THIR: Topological Histopathological Image Retrieval
Zahra Tabatabaei, Jon Sporring
TL;DR
THIR tackles the challenge of efficient, label-free CBMIR in digital pathology by leveraging topological data analysis. It builds a $3R$-dimensional descriptor from cubical persistence across the RGB channels, focusing on the Betti curve for $\beta_1$ and performs retrieval with Euclidean distance in a fully unsupervised, training-free pipeline. On the BreaKHis dataset, THIR delivers state-of-the-art retrieval performance across magnifications while requiring only about 20 minutes of CPU computation and no training, highlighting interpretability and practicality in resource-constrained clinical settings.

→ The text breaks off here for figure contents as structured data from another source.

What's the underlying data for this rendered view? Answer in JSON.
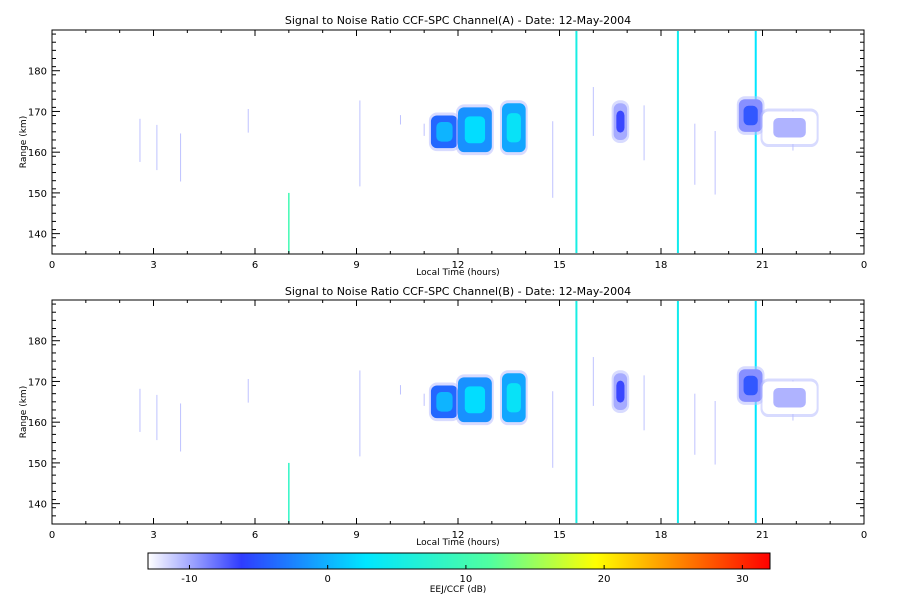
{
  "chart_data": [
    {
      "type": "heatmap",
      "title": "Signal to Noise Ratio CCF-SPC Channel(A) - Date: 12-May-2004",
      "xlabel": "Local Time (hours)",
      "ylabel": "Range (km)",
      "xlim": [
        0,
        24
      ],
      "ylim": [
        135,
        190
      ],
      "xticks": [
        "0",
        "3",
        "6",
        "9",
        "12",
        "15",
        "18",
        "21",
        "0"
      ],
      "yticks": [
        "140",
        "150",
        "160",
        "170",
        "180"
      ],
      "echo_blocks": [
        {
          "x0": 11.2,
          "x1": 12.0,
          "y0": 161,
          "y1": 169,
          "snr": 0
        },
        {
          "x0": 12.0,
          "x1": 13.0,
          "y0": 160,
          "y1": 171,
          "snr": 2
        },
        {
          "x0": 13.3,
          "x1": 14.0,
          "y0": 160,
          "y1": 172,
          "snr": 3
        },
        {
          "x0": 16.6,
          "x1": 17.0,
          "y0": 163,
          "y1": 172,
          "snr": -6
        },
        {
          "x0": 20.3,
          "x1": 21.0,
          "y0": 165,
          "y1": 173,
          "snr": -5
        },
        {
          "x0": 21.0,
          "x1": 22.6,
          "y0": 162,
          "y1": 170,
          "snr": -10
        }
      ],
      "vertical_streaks": [
        {
          "x": 15.5,
          "snr": 5
        },
        {
          "x": 18.5,
          "snr": 4
        },
        {
          "x": 20.8,
          "snr": 2
        },
        {
          "x": 7.0,
          "snr": 10
        }
      ]
    },
    {
      "type": "heatmap",
      "title": "Signal to Noise Ratio CCF-SPC Channel(B) - Date: 12-May-2004",
      "xlabel": "Local Time (hours)",
      "ylabel": "Range (km)",
      "xlim": [
        0,
        24
      ],
      "ylim": [
        135,
        190
      ],
      "xticks": [
        "0",
        "3",
        "6",
        "9",
        "12",
        "15",
        "18",
        "21",
        "0"
      ],
      "yticks": [
        "140",
        "150",
        "160",
        "170",
        "180"
      ],
      "echo_blocks": [
        {
          "x0": 11.2,
          "x1": 12.0,
          "y0": 161,
          "y1": 169,
          "snr": 0
        },
        {
          "x0": 12.0,
          "x1": 13.0,
          "y0": 160,
          "y1": 171,
          "snr": 2
        },
        {
          "x0": 13.3,
          "x1": 14.0,
          "y0": 160,
          "y1": 172,
          "snr": 3
        },
        {
          "x0": 16.6,
          "x1": 17.0,
          "y0": 163,
          "y1": 172,
          "snr": -6
        },
        {
          "x0": 20.3,
          "x1": 21.0,
          "y0": 165,
          "y1": 173,
          "snr": -5
        },
        {
          "x0": 21.0,
          "x1": 22.6,
          "y0": 162,
          "y1": 170,
          "snr": -10
        }
      ],
      "vertical_streaks": [
        {
          "x": 15.5,
          "snr": 5
        },
        {
          "x": 18.5,
          "snr": 4
        },
        {
          "x": 20.8,
          "snr": 2
        },
        {
          "x": 7.0,
          "snr": 8
        }
      ]
    }
  ],
  "colorbar": {
    "label": "EEJ/CCF (dB)",
    "range": [
      -13,
      32
    ],
    "ticks": [
      "-10",
      "0",
      "10",
      "20",
      "30"
    ],
    "tick_values": [
      -10,
      0,
      10,
      20,
      30
    ],
    "colors": [
      "#ffffff",
      "#2f3cff",
      "#00e6ff",
      "#ffff00",
      "#ff0000"
    ]
  }
}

These results demonstrate the potential of topological signatures as robust, scalable features for histopathological image retrieval and suggest avenues for expanding to higher-dimensional, multi-channel, and whole-slide analyses.
Abstract
According to the World Health Organization, breast cancer claimed the lives of approximately 685,000 women in 2020. Early diagnosis and accurate clinical decision making are critical in reducing this global burden. In this study, we propose THIR, a novel Content-Based Medical Image Retrieval (CBMIR) framework that leverages topological data analysis specifically, Betti numbers derived from persistent homology to characterize and retrieve histopathological images based on their intrinsic structural patterns. Unlike conventional deep learning approaches that rely on extensive training, annotated datasets, and powerful GPU resources, THIR operates entirely without supervision. It extracts topological fingerprints directly from RGB histopathological images using cubical persistence, encoding the evolution of loops as compact, interpretable feature vectors. The similarity retrieval is then performed by computing the distances between these topological descriptors, efficiently returning the top-K most relevant matches. Extensive experiments on the BreaKHis dataset demonstrate that THIR outperforms state of the art supervised and unsupervised methods. It processes the entire dataset in under 20 minutes on a standard CPU, offering a fast, scalable, and training free solution for clinical image retrieval.